Tuesday, March 05, 2013

What Chinese Parents Do for Their Children's Education

An inspiring – but also heart-breaking – story about the sacrifices Chinese parents make to try to get their kids a college education. If the average US parent made 1/10th this effort, we’d rule the world for another few centuries…

Wu Yiebing has been going down coal shafts practically every workday of his life, wrestling an electric drill for $500 a month in the choking dust of claustrophobic tunnels, with one goal in mind: paying for his daughter’s education.

His wife, Cao Weiping, toils from dawn to sunset in orchards every day during apple season in May and June. She earns $12 a day tying little plastic bags one at a time around 3,000 young apples on trees, to protect them from insects. The rest of the year she works as a substitute store clerk, earning several dollars a day, all going toward their daughter’s education.

Many families in the West sacrifice to put their children through school, saving for college educations that they hope will lead to a better life. Few efforts can compare with the heavy financial burden that millions of lower-income Chinese parents now endure as they push their children to obtain as much education as possible.

Yet a college degree no longer ensures a well-paying job, because the number of graduates in China has quadrupled in the last decade.

Interesting to see that China is falling into the separate-and-unequal trap that we’ve fallen into:

As Ms. Wu approached the national higher-education entrance exams in the spring of 2011, the odds were stacked against her, and heavy costs loomed for her parents as a result.
Youths from poor and rural families consistently end up paying much higher tuition in China than children from affluent and urban families. Yet they attend considerably worse institutions, education finance specialists say.

The reason is that few children from poor families earn top marks on the national exams.
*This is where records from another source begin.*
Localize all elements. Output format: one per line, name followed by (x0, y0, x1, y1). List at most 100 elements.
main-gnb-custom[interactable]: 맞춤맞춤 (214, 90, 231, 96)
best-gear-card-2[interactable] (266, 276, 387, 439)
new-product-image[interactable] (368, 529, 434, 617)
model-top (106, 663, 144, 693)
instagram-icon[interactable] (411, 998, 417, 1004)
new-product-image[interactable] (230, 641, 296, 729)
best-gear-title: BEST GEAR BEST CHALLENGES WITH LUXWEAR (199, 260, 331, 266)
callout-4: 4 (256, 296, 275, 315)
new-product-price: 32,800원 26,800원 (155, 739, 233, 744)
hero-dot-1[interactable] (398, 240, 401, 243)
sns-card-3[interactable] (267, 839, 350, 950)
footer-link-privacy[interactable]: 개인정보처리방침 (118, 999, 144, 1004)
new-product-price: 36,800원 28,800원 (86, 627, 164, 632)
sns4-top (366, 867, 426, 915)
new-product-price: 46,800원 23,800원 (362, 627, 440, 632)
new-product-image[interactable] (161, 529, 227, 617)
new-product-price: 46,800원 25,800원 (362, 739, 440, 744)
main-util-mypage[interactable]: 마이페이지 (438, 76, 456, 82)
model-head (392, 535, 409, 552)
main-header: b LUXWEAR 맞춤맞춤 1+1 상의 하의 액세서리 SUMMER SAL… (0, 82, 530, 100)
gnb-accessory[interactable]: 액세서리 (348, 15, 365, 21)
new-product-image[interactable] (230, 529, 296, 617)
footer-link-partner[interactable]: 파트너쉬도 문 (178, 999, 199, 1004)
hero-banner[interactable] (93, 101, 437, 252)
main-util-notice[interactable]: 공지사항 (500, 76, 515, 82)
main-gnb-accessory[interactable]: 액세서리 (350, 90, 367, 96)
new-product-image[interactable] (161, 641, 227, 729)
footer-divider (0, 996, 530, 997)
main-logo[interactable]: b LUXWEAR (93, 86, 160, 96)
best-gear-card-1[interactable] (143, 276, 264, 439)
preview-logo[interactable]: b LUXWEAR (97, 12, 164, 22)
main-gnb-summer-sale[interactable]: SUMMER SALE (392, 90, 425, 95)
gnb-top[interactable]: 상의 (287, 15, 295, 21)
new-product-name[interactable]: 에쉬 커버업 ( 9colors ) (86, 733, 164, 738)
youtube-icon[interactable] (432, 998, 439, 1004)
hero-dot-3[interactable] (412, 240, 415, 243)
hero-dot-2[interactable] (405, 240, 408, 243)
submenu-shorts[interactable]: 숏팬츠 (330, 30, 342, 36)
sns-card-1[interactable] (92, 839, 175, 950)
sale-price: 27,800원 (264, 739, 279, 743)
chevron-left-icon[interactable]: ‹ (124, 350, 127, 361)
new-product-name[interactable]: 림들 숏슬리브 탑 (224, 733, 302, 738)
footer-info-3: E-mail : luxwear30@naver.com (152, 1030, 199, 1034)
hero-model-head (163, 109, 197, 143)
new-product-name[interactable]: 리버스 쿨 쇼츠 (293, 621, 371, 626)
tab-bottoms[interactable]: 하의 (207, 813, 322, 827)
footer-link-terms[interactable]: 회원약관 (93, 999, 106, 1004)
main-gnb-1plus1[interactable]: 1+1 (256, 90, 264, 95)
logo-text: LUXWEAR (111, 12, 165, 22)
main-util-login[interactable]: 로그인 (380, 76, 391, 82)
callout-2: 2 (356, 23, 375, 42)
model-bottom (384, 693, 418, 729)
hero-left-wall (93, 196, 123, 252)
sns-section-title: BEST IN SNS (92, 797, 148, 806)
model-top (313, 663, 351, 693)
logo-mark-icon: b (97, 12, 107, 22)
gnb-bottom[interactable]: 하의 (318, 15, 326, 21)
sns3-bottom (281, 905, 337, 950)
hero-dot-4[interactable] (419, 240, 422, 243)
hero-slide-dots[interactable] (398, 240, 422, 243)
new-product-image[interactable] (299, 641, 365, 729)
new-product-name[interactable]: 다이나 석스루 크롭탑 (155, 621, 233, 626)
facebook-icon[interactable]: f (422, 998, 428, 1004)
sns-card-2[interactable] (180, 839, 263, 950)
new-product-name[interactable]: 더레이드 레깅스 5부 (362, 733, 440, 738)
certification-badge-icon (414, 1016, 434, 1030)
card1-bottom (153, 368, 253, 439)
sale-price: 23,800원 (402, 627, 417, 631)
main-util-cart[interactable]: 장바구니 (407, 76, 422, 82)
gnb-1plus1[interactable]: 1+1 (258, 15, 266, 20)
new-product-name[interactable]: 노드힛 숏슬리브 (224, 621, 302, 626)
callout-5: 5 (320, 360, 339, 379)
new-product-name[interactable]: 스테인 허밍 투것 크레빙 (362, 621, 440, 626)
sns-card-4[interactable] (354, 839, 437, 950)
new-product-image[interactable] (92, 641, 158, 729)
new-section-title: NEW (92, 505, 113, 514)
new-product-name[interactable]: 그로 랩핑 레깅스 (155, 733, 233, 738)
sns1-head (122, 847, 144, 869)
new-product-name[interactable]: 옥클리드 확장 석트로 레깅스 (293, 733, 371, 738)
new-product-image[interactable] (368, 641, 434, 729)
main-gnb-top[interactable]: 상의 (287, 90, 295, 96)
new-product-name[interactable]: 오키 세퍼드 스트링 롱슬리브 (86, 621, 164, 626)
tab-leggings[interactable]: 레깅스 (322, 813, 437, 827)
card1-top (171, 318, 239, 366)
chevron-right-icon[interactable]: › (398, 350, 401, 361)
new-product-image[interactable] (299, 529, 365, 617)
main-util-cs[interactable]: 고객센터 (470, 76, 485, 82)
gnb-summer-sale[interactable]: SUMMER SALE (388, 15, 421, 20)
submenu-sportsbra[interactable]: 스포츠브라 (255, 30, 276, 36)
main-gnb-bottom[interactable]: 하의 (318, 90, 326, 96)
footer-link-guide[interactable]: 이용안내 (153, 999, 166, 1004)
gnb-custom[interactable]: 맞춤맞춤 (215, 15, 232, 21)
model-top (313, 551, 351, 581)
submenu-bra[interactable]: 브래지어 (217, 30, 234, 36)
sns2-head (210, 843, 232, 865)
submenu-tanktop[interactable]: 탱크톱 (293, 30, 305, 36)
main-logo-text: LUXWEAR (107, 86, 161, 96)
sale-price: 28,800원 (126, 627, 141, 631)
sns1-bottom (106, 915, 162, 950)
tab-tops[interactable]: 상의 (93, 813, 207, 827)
So they are shunted to lower-quality schools that receive the smallest government subsidies.
The result is that higher education is rapidly losing its role as a social leveler in China and as a safety valve for talented but poor youths to escape poverty. “The people who receive higher education tend to be relatively better off,” said Wang Jiping, the director general of the Central Institute for Vocational and Technical Education in China.

Top four-year universities in China have resisted pressure to expand enrollments. So roughly half of all college students now attend a growing number of less prestigious three-year polytechnics instead.